Indeed. Catelyn makes explicit why they’re considered abominations:
I think what you’re missing here is the connotation of “abomination,” which is religious in origin, whether we’re taking the original Latin meaning of an ill omen or how the word was used to translate from the Hebrew word “sheqets” which means ritually unclean or forbidden, taboo.
From this perspective, it doesn’t matter what Joffrey, Tommen, and Myrcella have done, it’s not a question of their culpability for an action, because in their very existence they are a violation of the laws of the Old Gods and the New. Hence why in the books the High Sparrow refused to give his blessing to Tommen without being “convinced” that the story isn’t true, because to do otherwise would be to taint the spiritual purity of the Sept of Baelor.
If the boy was truly Jaime’s seed, Robert would have put him to death along with his mother, and few would have condemned him. Bastards were common enough, but incest was a monstrous sin to both old gods and new, and the children of such wickedness were named abominations in sept and godswood alike.

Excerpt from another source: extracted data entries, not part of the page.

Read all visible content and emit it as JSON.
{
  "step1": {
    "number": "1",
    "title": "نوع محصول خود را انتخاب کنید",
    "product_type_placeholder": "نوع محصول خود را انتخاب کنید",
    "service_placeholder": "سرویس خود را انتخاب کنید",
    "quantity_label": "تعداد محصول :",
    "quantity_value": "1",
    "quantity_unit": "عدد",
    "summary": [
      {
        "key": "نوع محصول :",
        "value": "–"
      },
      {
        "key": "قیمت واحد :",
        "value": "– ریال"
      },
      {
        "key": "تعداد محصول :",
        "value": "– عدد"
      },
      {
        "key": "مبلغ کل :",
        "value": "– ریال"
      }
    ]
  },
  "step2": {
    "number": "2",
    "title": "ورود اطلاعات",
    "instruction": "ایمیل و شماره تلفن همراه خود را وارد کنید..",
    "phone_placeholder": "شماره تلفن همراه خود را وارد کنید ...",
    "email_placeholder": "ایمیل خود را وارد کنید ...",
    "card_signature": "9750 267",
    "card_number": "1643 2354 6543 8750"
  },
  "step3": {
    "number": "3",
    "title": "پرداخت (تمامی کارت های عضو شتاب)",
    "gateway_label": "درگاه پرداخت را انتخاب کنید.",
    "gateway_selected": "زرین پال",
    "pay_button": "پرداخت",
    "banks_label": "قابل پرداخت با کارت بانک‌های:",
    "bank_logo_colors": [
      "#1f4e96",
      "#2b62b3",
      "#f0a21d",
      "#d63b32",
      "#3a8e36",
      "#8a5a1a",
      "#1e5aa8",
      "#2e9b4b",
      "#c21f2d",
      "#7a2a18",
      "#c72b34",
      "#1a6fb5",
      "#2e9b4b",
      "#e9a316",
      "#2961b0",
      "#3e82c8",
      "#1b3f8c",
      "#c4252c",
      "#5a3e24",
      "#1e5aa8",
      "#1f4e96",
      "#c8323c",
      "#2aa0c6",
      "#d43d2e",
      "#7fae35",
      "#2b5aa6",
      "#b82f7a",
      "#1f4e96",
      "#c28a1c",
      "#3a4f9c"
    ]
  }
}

The persons Joffrey, Myrcella, and Tommen were or have become are immaterial. The moment they were conceived, those three children were the products of a “monstrous sin” in the eyes of both faiths.
Is there anything in the books that reconciles the Church’s view on children being born of incest as abominations with the Targaryens long history of incestuous marriages?
The Revolt of the Faithful against “King Abomination” (King Aenys I) and its bloody repression.